Can residents help to bring fibre broadband to their community sooner?

Government-funded Gigabit Broadband Vouchers are available for people experiencing slow broadband speeds in rural areas. You can check if you and your neighbours are eligible, to apply as a group, on the official Gigabit Broadband Voucher Scheme website.

Residents interested in helping their communities to get better broadband speeds sooner may also wish to look into community funding a solution. One such example is Openreach’s Fibre Community Partnership (FCP) programme (other broadband suppliers can also utilise the vouchers).

Any community interested in helping themselves to get better broadband speeds can register with their chosen broadband supplier to see what the possible solutions and costs are.

Registering for a Fibre Community Partnership does not represent any commitment from the community at this stage, however it enables you and us to find out more about potential solutions and costs to deliver better broadband to your area.

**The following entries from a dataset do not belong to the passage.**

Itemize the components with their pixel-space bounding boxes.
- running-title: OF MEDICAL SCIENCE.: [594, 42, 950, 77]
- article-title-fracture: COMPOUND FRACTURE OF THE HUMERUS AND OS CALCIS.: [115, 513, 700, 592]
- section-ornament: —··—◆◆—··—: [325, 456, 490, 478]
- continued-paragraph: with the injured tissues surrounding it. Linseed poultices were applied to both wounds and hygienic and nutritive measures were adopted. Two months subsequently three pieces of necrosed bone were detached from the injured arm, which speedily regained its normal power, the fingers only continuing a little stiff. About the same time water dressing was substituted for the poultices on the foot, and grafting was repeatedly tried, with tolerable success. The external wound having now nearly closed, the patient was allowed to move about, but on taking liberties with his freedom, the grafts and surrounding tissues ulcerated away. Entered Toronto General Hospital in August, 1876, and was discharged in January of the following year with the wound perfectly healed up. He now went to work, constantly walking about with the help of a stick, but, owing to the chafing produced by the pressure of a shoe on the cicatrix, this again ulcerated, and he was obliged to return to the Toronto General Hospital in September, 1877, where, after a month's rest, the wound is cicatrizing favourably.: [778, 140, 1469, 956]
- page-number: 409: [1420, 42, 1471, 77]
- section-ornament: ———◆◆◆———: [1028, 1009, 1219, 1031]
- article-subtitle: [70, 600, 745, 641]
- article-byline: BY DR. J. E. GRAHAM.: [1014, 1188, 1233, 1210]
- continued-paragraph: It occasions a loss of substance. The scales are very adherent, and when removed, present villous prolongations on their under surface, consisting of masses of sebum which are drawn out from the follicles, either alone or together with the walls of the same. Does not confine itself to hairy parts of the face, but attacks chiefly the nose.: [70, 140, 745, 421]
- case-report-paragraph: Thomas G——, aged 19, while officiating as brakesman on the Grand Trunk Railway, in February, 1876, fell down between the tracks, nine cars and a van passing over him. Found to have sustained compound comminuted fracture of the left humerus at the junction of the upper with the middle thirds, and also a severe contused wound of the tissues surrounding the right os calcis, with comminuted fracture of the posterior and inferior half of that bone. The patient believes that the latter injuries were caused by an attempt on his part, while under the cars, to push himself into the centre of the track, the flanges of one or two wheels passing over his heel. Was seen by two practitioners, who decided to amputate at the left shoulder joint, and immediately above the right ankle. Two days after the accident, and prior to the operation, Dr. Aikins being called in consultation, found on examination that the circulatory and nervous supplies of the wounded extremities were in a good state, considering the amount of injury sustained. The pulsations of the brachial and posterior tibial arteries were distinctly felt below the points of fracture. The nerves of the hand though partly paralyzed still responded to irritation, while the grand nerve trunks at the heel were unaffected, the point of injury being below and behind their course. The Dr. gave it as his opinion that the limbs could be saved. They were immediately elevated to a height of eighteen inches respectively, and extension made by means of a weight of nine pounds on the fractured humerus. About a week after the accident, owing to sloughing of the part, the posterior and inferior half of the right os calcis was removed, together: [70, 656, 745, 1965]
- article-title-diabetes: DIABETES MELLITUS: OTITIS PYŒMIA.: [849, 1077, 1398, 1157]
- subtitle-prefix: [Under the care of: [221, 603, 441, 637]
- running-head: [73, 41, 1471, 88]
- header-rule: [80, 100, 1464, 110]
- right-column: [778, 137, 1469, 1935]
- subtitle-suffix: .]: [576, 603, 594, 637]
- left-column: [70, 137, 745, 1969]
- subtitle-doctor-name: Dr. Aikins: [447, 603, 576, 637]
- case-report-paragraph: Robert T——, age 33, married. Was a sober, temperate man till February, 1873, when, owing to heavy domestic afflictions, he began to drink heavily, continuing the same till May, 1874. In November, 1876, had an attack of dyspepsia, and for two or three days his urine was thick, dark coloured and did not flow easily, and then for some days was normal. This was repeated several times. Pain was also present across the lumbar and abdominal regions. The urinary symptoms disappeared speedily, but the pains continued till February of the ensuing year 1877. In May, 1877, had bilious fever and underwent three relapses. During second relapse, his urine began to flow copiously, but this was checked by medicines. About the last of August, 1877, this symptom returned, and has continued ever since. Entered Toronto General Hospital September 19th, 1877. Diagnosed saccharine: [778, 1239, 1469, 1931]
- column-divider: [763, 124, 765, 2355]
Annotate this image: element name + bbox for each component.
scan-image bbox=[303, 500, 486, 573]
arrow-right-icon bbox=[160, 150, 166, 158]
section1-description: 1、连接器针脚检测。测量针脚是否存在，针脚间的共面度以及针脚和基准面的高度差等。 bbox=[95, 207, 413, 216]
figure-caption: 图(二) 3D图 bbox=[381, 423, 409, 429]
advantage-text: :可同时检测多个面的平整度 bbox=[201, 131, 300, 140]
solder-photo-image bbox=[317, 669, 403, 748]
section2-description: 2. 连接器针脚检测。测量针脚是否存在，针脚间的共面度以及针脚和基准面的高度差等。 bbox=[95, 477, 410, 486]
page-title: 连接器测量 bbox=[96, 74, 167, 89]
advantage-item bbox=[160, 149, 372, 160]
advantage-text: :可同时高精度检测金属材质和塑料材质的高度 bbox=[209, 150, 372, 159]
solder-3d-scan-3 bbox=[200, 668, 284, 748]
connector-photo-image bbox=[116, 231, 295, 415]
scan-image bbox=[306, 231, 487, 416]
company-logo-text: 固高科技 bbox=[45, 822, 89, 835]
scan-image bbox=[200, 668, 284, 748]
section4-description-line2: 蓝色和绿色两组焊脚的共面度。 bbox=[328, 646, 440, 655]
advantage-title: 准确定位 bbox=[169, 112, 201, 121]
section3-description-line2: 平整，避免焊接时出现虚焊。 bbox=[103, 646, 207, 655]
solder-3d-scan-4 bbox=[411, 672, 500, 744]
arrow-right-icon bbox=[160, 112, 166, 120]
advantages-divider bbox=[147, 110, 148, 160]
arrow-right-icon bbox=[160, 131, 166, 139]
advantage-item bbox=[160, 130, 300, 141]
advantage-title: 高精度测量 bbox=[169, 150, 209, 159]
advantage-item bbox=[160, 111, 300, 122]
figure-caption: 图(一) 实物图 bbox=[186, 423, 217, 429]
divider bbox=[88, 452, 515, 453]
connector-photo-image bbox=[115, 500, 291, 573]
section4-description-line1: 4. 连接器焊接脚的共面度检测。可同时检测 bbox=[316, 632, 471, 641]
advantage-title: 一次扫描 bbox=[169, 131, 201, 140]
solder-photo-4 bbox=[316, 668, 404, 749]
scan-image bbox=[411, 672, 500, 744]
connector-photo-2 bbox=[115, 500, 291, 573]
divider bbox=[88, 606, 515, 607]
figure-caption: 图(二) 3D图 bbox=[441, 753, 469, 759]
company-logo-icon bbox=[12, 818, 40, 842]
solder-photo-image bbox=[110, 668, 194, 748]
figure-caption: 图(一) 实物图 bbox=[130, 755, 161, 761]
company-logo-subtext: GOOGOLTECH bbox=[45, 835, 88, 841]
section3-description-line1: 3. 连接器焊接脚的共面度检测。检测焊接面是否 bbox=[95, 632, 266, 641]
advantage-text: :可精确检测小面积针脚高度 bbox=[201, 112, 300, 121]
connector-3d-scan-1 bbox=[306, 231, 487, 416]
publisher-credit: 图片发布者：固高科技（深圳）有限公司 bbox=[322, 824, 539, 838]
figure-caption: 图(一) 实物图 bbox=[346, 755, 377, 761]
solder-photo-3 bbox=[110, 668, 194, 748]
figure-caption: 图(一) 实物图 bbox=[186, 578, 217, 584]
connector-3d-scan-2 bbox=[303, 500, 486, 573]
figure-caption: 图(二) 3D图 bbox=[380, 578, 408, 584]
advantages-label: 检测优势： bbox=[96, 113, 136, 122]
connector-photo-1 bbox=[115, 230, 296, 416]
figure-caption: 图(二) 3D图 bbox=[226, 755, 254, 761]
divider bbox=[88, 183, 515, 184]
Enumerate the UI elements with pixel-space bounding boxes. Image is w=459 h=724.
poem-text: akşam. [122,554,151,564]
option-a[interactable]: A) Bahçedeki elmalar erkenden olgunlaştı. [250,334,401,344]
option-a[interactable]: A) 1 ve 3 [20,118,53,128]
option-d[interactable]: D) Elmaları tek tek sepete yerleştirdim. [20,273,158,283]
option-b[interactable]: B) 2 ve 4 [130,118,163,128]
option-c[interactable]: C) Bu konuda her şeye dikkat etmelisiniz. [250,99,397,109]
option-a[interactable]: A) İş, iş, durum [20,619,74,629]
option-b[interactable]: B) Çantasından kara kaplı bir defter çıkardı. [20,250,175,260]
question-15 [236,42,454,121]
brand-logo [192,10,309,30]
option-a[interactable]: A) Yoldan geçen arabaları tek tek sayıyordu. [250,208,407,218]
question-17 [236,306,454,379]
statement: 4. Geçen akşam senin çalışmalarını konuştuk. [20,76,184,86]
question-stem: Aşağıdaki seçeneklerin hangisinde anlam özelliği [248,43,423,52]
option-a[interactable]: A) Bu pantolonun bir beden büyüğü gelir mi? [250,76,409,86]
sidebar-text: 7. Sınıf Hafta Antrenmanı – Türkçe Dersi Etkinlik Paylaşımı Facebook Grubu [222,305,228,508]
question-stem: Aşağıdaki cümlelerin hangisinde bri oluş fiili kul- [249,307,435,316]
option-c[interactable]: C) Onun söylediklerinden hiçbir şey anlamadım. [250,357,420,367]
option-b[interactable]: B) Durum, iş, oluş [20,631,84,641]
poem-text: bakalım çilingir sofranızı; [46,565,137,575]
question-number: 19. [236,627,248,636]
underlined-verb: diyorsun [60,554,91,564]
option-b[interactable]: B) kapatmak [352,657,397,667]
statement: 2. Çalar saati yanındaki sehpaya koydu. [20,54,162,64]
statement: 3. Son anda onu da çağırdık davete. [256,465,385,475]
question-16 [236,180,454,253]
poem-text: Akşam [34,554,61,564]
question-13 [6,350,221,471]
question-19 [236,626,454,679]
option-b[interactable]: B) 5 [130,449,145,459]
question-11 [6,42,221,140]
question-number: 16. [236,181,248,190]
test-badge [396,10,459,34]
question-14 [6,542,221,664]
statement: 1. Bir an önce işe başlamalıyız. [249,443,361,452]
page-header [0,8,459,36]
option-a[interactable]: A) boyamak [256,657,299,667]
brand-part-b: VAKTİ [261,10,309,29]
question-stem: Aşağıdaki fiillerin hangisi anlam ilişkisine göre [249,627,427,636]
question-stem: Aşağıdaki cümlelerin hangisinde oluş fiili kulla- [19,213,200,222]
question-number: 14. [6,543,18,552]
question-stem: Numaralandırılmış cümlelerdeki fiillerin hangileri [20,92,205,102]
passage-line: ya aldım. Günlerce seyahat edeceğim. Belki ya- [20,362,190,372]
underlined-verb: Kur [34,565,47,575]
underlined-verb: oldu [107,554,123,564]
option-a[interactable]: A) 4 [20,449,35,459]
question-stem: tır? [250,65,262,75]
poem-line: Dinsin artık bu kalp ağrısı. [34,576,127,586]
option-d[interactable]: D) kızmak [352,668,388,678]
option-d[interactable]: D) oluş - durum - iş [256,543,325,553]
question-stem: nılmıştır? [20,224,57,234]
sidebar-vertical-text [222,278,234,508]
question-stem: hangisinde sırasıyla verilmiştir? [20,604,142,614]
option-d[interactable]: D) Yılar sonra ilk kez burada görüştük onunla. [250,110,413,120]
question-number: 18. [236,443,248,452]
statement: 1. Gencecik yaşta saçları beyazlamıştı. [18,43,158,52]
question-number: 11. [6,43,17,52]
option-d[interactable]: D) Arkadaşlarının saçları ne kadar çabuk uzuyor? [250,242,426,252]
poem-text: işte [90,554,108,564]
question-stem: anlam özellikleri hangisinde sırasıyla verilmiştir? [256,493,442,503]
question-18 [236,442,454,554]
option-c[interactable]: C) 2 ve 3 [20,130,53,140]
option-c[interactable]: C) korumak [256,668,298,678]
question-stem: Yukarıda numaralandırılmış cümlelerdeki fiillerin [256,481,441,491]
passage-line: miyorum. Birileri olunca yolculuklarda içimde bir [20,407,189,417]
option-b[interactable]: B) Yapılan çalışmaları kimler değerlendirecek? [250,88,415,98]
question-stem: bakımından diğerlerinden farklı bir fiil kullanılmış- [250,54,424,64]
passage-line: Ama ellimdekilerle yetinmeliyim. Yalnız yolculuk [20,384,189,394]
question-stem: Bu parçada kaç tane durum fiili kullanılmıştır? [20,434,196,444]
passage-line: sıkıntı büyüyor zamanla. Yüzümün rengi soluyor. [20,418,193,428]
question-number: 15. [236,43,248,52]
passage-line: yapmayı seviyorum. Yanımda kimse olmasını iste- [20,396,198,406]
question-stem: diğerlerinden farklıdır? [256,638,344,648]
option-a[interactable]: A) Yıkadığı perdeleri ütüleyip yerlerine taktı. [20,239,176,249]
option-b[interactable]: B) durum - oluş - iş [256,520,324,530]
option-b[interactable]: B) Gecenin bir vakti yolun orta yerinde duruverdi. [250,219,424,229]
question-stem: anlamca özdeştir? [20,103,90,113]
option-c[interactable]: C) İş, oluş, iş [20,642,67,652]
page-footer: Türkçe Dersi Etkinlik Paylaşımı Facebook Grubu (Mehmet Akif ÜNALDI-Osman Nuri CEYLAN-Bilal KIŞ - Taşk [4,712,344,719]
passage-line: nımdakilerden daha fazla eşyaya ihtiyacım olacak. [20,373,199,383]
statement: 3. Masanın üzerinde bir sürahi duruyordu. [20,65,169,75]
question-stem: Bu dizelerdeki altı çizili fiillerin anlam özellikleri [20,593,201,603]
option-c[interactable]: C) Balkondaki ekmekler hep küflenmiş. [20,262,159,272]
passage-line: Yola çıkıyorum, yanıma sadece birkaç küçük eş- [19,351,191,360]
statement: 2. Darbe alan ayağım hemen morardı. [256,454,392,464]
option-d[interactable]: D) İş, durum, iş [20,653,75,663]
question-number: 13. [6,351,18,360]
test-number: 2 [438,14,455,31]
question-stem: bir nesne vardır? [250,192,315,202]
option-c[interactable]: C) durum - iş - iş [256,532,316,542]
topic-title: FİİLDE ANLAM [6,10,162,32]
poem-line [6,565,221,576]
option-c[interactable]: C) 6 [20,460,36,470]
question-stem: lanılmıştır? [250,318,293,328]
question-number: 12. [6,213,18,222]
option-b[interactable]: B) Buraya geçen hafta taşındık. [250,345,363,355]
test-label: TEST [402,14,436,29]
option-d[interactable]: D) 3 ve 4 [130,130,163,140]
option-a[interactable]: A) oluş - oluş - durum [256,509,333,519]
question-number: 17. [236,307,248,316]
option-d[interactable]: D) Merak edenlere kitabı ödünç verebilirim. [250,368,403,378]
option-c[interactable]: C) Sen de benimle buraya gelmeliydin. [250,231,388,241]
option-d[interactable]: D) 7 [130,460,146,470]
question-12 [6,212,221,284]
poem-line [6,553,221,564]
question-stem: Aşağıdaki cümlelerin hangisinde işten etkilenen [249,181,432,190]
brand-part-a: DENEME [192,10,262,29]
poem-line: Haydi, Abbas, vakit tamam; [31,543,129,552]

If the Fibre Community Partnership team can give cost estimates for a solution, there may be opportunities for match funding from Connecting Cambridgeshire or from the Government’s Rural Gigabit Voucher scheme.

If delivery and funding of a solution is then agreed upon, Connecting Cambridgeshire can work together with residents to manage the delivery to reduce the time demands on their community.

If your community is interested in exploring this option and has registered with the Fibre Community Programme, don’t hesitate to get in touch with the Connecting Cambridgeshire team for extra support.

How did the COVID-19 pandemic affect the rollout of broadband?

Work to repair and maintain telecoms networks across Cambridgeshire and Peterborough – including rolling out fibre networks for broadband – continued during the Covid-19 pandemic as digital connectivity was deemed to be critical by the Government.

The Connecting Cambridgeshire superfast broadband rollout continued to be delivered by Openreach and its contractors, within Public Health England guidelines, to reach homes and businesses in hard-to-reach areas that would not get coverage otherwise.

You may have seen Openreach engineers working in the street, digging trenches and installing new cables, during lockdowns – however, they were advised to avoid entering customer premises if restrictions didn’t allow it, unless it would have left a vulnerable person without a connection.

This did mean delays in some connections for Fibre to the Premise (FTTP) services. However, there were a few exceptions for those classed as vulnerable.

Streetworks guidance published by the Highways Authorities and Utilities Committee confirmed that the that works involving network maintenance and fault repairs, customer repairs, network build, and increasing network capacity were allowed to continue during the pandemic.

What is the ‘copper switch off’?

Analogue phone lines that rely on copper wire networks have been around for decades, but the plan is that by the end of this decade the service will be fully decommissioned. The Public Switched Telephone Network (PSTN), which is the copper telecommunications network used primarily for landlines, will be phased out from 2026 and replaced with digital systems delivered over broadband connections. Openreach will stop selling products that rely on the PSTN, and in the lead-up to the switch off will upgrade some 14 million analogue lines. The Openreach ‘stop sell‘ programme is intended to result in homes and businesses not being able to buy copper broadband if they are upgrading, regrading or switching telecoms provider, and instead will only be able to order Fibre to the Premises (FTTP or full-fibre) broadband networks. You can find more information and a video on the Openreach website where they explain why they are retiring their copper network.